Arga melemparkan tinjunya ke wajah Arka, membuat adiknya itu terhuyung ke belakang. “Bisa-bisanya kamu mengkhianati Kiran, apa yang ada dalam otakmu ini, hah?” sergah Arga, yang terus mendaratkan tinju di wajah Arka sambil memakinya. “Kiran selalu ada untukmu, dan kamu membalasnya dengan cara seperti ini?”

Bugh!

Arga mendaratkan pukulannya lagi tepat di wajah Arka. Setiap pukulan yang dilayangkan Arga, menggambarkan kekecewaan yang mendalam. Arka sudah terkulai lemas di teras, darah mengalir dari sudut bibirnya, namun Arga terus saja tak berhenti memukulnya.

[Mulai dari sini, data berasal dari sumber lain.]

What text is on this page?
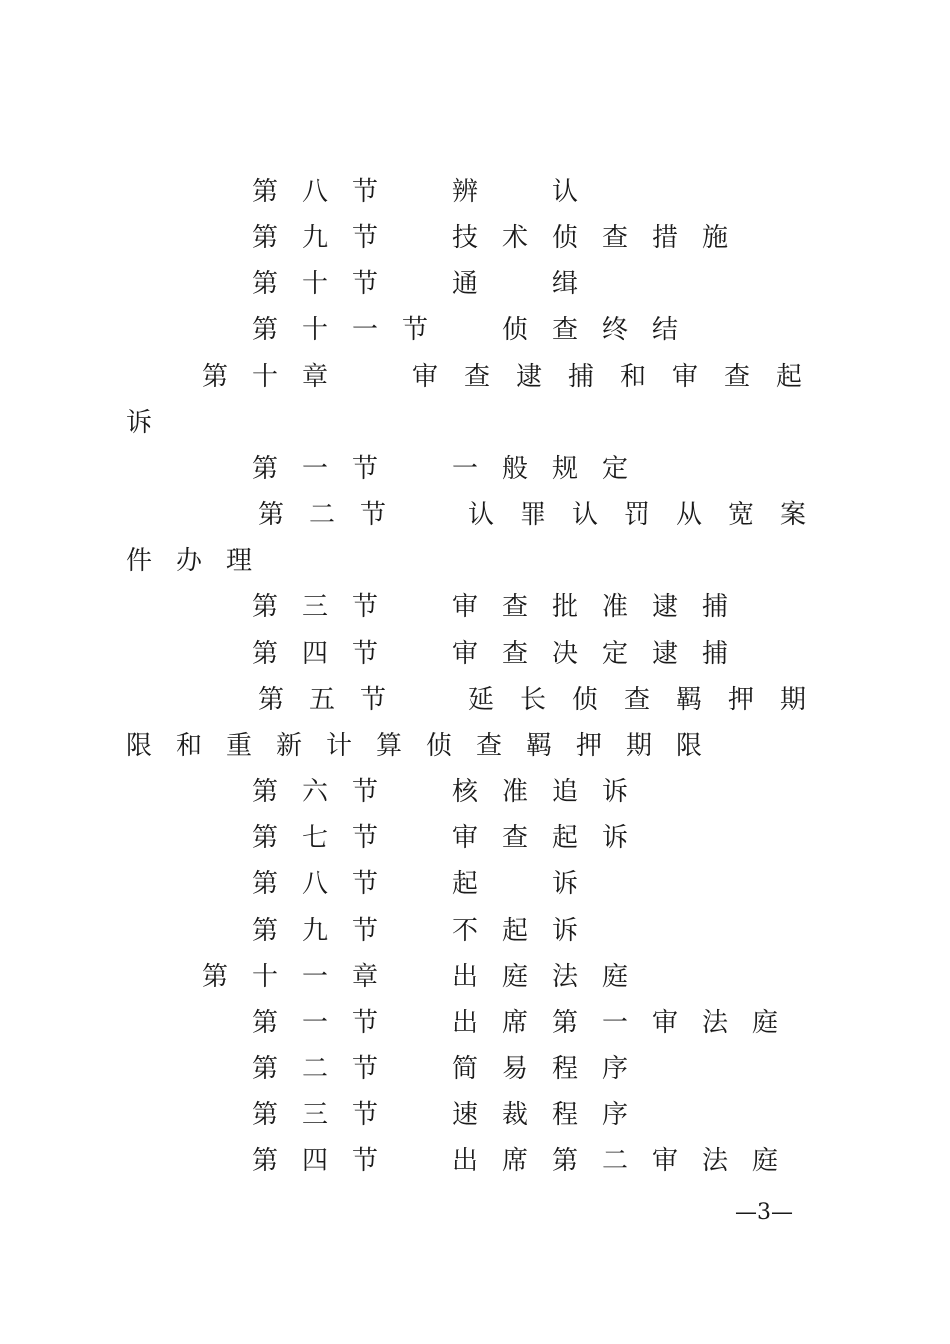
第 八 节	辨	认
第 九 节	技 术 侦 查 措 施
第 十 节	通	缉
第 十 一 节	侦 查 终 结
第 十 章	审 查 逮 捕 和 审 查 起
诉
第 一 节	一 般 规 定
第 二 节	认 罪 认 罚 从 宽 案
件 办 理
第 三 节	审 查 批 准 逮 捕
第 四 节	审 查 决 定 逮 捕
第 五 节	延 长 侦 查 羁 押 期
限 和 重 新 计 算 侦 查 羁 押 期 限
第 六 节	核 准 追 诉
第 七 节	审 查 起 诉
第 八 节	起	诉
第 九 节	不 起 诉
第 十 一 章	出 庭 法 庭
第 一 节	出 席 第 一 审 法 庭
第 二 节	简 易 程 序
第 三 节	速 裁 程 序
第 四 节	出 席 第 二 审 法 庭
—3—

Maria dan Kiran terkesiap ketika melihat Arga yang terus memukul Arka. Maria, yang sudah tidak tahan melihat kekerasan itu, berteriak, “Arga, hentikan!”

“Aku minta maaf, aku tahu aku salah. Aku menyesal. Aku hanya ingin memperbaikinya,” ujar Arka sambil meringis menahan sakit.

Arga tidak mendengarkan, ia masih terus melayangkan tinjunya ke wajah Arka.

Bugh!

“Kamu pikir dengan meminta maaf semuanya akan selesai? Kamu pikir dengan mengatakan kamu menyesal akan memperbaiki semuanya? Kamu sudah menghancurkan hati Kiran!”

Bugh!

Arga terus meninju, sambil menendang perut adiknya dengan keras. Entah sudah berapa banyak pukulan yang mendarat di tubuh Arka, tapi lelaki itu terus saja memukul adiknya secara membabi buta.

“Arga, hentikan!” teriak Maria sekali lagi, kali ini suaranya lebih keras.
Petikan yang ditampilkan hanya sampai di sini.